An outbreak in North America took the life of former U.S. President James K. Polk. Cholera, believed spread from Irish immigrant ships from England, spread throughout the Mississippi river system, killing over 4,500 in St. Louis and over 3,000 in New Orleans. Thousands died in New York, a major destination for Irish immigrants. Cholera claimed 200,000 victims in Mexico.
That year, cholera was transmitted along the California, Mormon, and Oregon Trails as 6,000 to 12,000 are believed to have died on their way to the California Gold Rush, Utah and Oregon in the cholera years of 1849–1855. It is believed more than 150,000 Americans died during the two pandemics between 1832 and 1849.
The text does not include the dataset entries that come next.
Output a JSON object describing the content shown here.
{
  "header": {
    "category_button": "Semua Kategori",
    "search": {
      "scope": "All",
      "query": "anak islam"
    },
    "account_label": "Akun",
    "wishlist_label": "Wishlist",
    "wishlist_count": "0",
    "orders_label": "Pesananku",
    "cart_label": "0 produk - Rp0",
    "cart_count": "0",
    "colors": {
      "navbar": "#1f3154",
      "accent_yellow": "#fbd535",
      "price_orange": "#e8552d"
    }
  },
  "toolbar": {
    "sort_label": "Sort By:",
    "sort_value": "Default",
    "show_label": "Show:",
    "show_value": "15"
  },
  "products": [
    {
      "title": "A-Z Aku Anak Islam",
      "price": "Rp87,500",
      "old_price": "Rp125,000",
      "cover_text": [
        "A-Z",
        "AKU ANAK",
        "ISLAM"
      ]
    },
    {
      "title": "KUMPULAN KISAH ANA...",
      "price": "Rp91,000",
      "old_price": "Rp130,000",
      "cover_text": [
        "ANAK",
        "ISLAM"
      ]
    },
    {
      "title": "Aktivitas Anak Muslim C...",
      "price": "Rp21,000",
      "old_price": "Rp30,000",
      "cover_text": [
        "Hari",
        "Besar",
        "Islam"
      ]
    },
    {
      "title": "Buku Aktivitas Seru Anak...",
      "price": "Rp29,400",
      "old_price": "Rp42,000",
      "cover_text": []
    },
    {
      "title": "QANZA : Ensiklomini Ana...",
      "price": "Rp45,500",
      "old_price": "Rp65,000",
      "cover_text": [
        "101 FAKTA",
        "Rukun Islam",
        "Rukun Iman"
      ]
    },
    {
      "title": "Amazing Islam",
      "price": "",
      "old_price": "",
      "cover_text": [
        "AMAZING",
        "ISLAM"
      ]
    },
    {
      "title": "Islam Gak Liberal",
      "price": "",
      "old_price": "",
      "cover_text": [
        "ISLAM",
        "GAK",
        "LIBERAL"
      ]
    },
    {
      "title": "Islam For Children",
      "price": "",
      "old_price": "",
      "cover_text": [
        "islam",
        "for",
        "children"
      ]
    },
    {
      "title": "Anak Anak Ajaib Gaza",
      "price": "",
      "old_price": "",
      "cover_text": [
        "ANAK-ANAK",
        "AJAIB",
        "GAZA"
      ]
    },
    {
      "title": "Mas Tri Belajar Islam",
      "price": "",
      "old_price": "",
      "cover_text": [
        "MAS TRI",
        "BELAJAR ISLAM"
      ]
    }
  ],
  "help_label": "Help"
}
In 1851, a ship coming from Cuba carried the disease to Gran Canaria. It is considered that more than 6,000 people died in the island during summer, out of a population of 58,000.
In 1852, cholera spread east to the Dutch East Indies and later was carried to Japan in 1854. The Philippines were infected in 1858 and Korea in 1859. In 1859, an outbreak in Bengal contributed to transmission of the disease by travelers and troops to Iran, Iraq, Arabia, and Russia. Japan suffered at least seven major outbreaks of cholera between 1858 and 1902. Between 100,000 and 200,000 people died of cholera in Tokyo in an outbreak in 1858–1860.
In 1854, an outbreak of cholera in Chicago took the lives of 5.5 percent of the population. Providence, Rhode Island, suffered an outbreak so widespread that for the next thirty years, 1854 was known there as "The Year of Cholera." In 1853–1854, London's epidemic claimed 10,739 lives. The 1854 Broad Street Cholera outbreak in London ended after the physician John Snow identified a neighborhood Broad Street pump as contaminated and convinced officials to remove its handle to prevent people from drawing water there. His study proved contaminated water was the main agent spreading cholera, although he did not identify the contaminant. It would take many years for this message to be believed and fully acted upon. In Spain, over 236,000 died of cholera in the epidemic of 1854–1855. The disease reached South America in 1854 and 1855, with victims in Venezuela and Brazil. During the third pandemic, residents of Tunisia, which had not been affected by the two previous pandemics, thought Europeans had brought the disease. They blamed their sanitation practices. Some United States scientists began to believe that cholera was somehow associated with African Americans, as the disease was prevalent in the South in areas of black populations. Current researchers note their populations were underserved in terms of sanitation infrastructure and health care, and they lived near the waterways by which travelers and ships carried the disease.
From November 10, 1855, to December 1856, the disease spread through Puerto Rico, claiming 25,820 victims. Cemeteries were expanded to allow for the burial of victims of cholera. In Arecibo, a large municipality of Puerto Rico, the number of people dying in the streets was so great that the city could not keep up. A man named Ulanga made it his responsibility to collect and carry the dead to the provisional Cementerio de los Coléricos.